There is nothing surprising about these changes though it is sometimes disagreeable. But there are some of these people who never left me. I even think that the person who lives in “Shakespeare” was already there twenty-five years ago. She just wasn’t ready for it yet. And, at least for now, I don’t think that she will ever be gone. And there is another person I know inside out even though she changed a lot over the years. It is the person who was fascinated and horrified reading “Madame Bovary” when she was about twenty and who was swallowed up by “The Crucible” in the cinema ten years later. The person who, in the meantime, went through “The Scarlet Letter” and Fontane’s “L’Adultera”, and who probably rejected “North and South”. Who ended up with “Women in Love” as her favourite book for years. After that, or maybe rather after “The White Peacock”, which might have taken it a bit too far, she disappeared. But she came back after what seemed like decades of Icelandic sagas seeing the BBC adaptations of “Lady Chatterley’s Lover”, “North and South”, and “Women in Love”, and “The Crucible” by the Old Vic.

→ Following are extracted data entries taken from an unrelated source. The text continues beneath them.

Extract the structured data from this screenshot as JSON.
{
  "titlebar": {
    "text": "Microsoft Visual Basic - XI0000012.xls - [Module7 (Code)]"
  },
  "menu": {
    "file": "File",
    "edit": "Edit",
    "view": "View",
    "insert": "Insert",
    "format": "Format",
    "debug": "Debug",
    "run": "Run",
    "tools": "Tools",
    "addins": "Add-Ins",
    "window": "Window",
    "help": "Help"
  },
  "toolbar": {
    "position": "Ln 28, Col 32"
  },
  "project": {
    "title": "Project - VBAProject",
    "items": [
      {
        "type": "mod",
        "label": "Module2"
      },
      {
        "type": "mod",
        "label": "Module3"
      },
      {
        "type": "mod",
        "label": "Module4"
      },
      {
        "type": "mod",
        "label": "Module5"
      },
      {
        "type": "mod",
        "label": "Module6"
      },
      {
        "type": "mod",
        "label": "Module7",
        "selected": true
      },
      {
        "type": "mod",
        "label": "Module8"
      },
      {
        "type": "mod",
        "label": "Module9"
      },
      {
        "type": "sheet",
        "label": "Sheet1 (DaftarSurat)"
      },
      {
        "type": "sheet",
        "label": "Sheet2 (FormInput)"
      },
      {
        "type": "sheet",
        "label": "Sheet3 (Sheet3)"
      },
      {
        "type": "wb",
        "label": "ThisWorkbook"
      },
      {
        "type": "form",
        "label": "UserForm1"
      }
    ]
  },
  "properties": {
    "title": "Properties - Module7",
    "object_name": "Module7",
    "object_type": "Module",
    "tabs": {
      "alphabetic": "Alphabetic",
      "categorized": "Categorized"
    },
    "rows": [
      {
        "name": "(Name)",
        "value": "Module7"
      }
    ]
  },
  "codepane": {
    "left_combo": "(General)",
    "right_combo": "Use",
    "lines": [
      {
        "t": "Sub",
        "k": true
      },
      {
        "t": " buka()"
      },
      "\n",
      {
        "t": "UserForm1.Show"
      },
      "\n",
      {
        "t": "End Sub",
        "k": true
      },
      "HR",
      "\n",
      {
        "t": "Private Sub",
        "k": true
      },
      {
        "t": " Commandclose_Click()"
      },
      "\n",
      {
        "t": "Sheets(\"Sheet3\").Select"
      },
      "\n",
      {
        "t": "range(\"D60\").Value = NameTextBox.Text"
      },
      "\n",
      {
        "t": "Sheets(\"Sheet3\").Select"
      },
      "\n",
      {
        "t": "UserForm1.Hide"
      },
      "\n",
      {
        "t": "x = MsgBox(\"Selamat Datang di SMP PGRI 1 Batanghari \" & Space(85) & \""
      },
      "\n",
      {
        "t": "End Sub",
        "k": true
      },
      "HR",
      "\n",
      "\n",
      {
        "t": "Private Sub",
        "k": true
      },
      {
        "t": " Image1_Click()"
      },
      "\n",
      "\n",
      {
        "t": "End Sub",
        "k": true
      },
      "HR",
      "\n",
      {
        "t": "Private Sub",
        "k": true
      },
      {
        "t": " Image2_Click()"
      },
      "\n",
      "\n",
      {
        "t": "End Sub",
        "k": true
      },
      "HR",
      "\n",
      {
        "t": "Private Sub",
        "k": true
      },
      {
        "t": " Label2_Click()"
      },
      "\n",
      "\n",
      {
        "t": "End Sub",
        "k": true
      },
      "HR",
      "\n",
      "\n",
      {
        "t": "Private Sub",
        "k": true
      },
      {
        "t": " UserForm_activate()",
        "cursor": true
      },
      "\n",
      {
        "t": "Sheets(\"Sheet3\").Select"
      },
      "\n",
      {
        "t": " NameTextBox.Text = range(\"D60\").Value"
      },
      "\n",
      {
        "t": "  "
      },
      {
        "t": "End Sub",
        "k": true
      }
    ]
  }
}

I recognized her though she was very much changed. And I am actually confused – as much as I am confused by the person who is currently devouring “Hannibal” because I still don’t know her: Was this the same person who weathered whatever had happened to her then in “Austen”? I rather think so. “Austen” probably was her sanctuary – but why she hid out there, and who she was while she lived there, I have quite forgotten.

And this is still almost a random choice. I would never be able to keep track of all these people. What is probably already half the point about fictional world is that we already ARE all these people. Or at least we could be. Because the other half – more difficult to understand, but necessary and maybe even more stunning – is that all these people are only here because THESE fictional worlds exist. It is commonly known, and, I think, even understood that we are different people in real life as well. But we could never be so many of them, nor so different, because our own imagination and experience is too limited for more than a few worlds of our own. There is certainly an embryonic form of one or more fictional worlds in anyone – even people with literally no imagination because even they have daydreams, nightmares, and sexual fantasies. They just never become aware that they are stories. And I suppose everybody has a world in which he is his favourite person. Though they might not realize that, in real life, they are not. Where all this begins … interesting, but I will never know. It would be impossible anyway. Where IT really begins is the first sentence we read, becoming intrigued, or the first sentence we write, becoming aware that we wrote something that is not a hundred percent “covered” by “real life” …

Maybe the REAL reason why I dislike Hannibal is not because of who he is or what he does but because he is so bloody “literal”. (I just reached the “peak”, having now arrived in the third season again, watching from the beginning, when Hannibal literally does what we all want to do all the time: open up Will Grahams head!) I think we are right to consider it to be an achievement that we don’t take Jesus literally. He didn’t intend us to. But people who basically care about power have to be. It is doubtless a great attraction as well, and it is what makes Hannibal so successful. And it makes for a lot of great irony – which might be the most attractive part of it for me. Whereas Will Graham is a reader – he reads and understands what is going on in other people’s heads. And maybe his story is one of becoming “literal” himself – becoming HIMSELF by making a place for himself in a world which is already mapped by others, namely Jack Crawford and Hannibal. And to find his place, and make his own, genuine contribution, it is necessary for him to understand HIMSELF. At the moment it appears to make sense to read his story in this way, but I don’t know yet. What I know is that another chapter about “Hannibal” was in the making even before I finished this one. There is probably nothing more to say, anyway, about fictional worlds.